I believe that covers your case, either in the passive or maybe even the reflexive:
- This story just won’t be written.
- This story just won’t get written.
- This story just won’t write itself.
Like Rob, I feel this is a somewhat informal even casual sense. But it is certainly contemporary.
Solution 2:
'to write' is normally a transitive action. That is, an actor/agent performs the action of writing, and the written object is acted upon. A story is therefore the thing being written by the author.
It a strange poetic/figurative turn of phrase to treat the story itself as the actor, forgetting the author entirely. It sounds 'off' at first hearing. It should not be taken as an everyday usage that generalizes. But then it is not an idiomatic grammatical construction, rather just a clever turnaround.
Solution 3:
In English it is quite usual for certain verbs, such as open, to be both transitive and, at least apparently, intransitive, though really transitive and passive in meaning without an expressed agent. So we have as possibilities:
They open the doors every morning at seven o'clock.
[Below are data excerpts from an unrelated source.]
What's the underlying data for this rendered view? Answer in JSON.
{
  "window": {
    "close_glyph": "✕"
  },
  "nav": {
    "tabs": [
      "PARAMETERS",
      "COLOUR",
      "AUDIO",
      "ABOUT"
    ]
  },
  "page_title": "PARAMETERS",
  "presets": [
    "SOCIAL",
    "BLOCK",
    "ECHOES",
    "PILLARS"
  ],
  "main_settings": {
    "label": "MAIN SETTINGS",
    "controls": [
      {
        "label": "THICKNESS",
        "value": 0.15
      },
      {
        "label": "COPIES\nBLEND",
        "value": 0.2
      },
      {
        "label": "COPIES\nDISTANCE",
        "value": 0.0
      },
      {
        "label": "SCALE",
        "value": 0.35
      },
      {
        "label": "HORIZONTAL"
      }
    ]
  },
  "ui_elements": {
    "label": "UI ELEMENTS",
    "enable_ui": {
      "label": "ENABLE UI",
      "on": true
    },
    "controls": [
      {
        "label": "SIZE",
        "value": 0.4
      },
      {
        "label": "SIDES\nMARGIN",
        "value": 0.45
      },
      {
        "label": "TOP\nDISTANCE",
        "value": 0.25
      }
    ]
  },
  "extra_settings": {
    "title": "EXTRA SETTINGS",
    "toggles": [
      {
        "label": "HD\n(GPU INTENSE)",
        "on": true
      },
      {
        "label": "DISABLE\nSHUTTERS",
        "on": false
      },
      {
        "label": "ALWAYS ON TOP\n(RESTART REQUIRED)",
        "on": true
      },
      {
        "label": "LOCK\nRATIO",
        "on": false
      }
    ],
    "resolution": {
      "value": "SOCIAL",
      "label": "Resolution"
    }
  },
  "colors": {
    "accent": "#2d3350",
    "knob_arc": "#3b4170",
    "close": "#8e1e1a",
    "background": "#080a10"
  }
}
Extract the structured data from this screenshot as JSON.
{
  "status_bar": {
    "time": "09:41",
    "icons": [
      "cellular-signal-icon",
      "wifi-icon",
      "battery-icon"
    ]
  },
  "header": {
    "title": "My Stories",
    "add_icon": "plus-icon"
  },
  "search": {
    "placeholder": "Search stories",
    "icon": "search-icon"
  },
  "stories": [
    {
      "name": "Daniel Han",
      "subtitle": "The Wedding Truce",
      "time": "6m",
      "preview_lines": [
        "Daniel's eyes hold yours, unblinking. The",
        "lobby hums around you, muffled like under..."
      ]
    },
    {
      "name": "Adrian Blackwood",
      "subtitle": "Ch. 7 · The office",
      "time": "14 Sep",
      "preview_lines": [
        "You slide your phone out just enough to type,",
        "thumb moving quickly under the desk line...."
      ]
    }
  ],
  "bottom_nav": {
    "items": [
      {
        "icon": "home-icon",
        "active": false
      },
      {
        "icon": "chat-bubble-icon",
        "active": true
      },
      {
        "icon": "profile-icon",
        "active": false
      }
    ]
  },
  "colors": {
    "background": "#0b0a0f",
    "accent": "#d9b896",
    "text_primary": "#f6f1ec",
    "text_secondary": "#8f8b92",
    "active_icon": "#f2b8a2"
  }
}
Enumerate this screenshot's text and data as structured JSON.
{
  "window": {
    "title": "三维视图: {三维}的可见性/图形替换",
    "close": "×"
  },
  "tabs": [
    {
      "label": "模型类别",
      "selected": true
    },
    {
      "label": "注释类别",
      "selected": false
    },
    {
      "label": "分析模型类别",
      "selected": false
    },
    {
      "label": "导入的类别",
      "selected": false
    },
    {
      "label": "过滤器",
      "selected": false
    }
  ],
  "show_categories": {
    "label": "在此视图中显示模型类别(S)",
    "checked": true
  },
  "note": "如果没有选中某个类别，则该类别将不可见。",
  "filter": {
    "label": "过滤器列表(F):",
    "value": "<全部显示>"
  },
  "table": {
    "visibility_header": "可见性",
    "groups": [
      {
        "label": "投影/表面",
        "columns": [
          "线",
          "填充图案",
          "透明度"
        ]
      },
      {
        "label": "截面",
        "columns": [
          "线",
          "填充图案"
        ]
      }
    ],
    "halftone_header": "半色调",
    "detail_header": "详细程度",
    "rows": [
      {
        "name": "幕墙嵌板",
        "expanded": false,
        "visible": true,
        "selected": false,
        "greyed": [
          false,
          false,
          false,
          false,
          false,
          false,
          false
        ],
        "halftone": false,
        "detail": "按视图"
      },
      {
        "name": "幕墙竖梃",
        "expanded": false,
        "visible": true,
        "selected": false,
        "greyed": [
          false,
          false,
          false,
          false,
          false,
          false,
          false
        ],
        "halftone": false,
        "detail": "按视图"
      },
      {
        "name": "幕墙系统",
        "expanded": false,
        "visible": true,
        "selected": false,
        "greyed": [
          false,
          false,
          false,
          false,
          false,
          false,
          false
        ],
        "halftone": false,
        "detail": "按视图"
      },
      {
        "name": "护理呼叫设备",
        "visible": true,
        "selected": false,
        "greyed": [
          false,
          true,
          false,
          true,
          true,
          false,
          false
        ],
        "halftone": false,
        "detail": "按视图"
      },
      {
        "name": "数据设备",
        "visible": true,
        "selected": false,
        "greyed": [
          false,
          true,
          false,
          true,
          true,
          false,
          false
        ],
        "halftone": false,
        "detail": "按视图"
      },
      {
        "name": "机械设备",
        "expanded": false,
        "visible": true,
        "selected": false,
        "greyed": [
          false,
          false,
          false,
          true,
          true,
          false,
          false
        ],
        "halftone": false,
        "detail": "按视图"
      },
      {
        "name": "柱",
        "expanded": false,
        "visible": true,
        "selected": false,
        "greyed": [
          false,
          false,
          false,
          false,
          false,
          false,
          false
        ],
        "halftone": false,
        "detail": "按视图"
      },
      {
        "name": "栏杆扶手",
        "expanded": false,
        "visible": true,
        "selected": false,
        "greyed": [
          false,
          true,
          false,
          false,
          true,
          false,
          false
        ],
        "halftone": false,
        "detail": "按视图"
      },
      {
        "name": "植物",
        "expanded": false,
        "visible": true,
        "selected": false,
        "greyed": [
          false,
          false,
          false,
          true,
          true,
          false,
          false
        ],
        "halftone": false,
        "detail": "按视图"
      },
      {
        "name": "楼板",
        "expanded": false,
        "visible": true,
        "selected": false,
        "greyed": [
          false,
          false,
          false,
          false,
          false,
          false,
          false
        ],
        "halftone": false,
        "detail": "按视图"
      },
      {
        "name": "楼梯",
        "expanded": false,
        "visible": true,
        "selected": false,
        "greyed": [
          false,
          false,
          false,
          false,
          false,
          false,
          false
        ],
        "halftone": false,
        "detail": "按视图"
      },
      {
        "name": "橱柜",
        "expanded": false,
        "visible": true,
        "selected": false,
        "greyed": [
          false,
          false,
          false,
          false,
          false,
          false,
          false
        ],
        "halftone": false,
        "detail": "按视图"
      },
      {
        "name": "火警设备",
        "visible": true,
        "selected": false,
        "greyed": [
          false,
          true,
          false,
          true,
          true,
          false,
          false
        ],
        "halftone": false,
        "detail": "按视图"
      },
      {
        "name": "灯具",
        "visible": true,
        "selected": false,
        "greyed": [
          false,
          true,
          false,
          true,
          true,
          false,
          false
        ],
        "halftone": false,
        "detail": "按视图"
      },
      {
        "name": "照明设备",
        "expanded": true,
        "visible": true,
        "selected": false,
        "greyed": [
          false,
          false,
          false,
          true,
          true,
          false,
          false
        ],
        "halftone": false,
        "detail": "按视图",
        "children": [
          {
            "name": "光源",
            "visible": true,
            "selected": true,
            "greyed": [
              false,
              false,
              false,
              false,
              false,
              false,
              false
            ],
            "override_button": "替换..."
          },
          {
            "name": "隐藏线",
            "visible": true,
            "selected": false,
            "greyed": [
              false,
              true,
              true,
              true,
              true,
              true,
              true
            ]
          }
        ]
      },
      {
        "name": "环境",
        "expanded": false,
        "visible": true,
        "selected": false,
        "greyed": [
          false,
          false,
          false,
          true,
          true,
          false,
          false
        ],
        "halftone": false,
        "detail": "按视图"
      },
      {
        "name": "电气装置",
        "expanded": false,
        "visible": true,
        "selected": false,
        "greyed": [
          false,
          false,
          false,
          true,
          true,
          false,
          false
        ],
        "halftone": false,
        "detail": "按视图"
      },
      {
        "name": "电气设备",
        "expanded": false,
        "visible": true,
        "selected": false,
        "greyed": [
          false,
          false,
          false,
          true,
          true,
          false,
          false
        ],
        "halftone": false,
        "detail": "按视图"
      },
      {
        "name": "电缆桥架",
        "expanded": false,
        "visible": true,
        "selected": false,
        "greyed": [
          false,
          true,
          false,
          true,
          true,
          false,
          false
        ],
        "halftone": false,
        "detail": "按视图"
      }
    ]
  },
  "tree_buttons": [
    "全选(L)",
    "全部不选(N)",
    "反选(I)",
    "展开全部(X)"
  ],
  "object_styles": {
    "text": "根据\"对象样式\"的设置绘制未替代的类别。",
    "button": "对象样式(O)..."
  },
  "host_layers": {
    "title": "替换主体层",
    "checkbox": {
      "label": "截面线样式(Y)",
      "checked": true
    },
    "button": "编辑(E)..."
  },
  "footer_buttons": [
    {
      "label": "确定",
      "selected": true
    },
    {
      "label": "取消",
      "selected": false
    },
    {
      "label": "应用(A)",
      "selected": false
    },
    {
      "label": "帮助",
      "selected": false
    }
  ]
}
Here the verb is used transitively in the active voice.
The doors are opened by the staff every morning at seven o'clock. Here the verb is used transitively in the passive voice and an agent is mentioned.
The doors open every morning at seven o'clock. Here, the verb is apparently active and intransitive, but the meaning is transitive and passive, i.e, the doors are opened [by some unspecified agent] at seven o'clock. It is not possible here to specify an agent, at least not in the normal way by using a prepositional phrase beginning with by, although one could use very unnatural phrasing such as "through the instrumentality of".
The doors are opened every morning at seven o'clock Here the verb is used transitively in the passive voice and an agent is not mentioned, although it would be idiomatically possible to do so.
There are some verbs that are used so often as in the third example that we do not feel that there is anything unusual going on as far as usage is concerned, nor does the usage seem necessarily either informal or formal. Another such verb would be close. But other verbs, such as write and drink, are not regularly used in this way, and when they are, the slight oddness is felt, a feeling which makes the usage seem most appropriate in an informal context.
As for the last two examples, both of which have passive meaning without an agent being expressed, the former seems more common. In the latter example, in which the verb is also passive in form, the difference, perhaps, is that the action feels more vivid, so that even though an agent is not specified, his or her presence is less "ghostly" than in the immediately preceding example where the active voice is used with a passive meaning.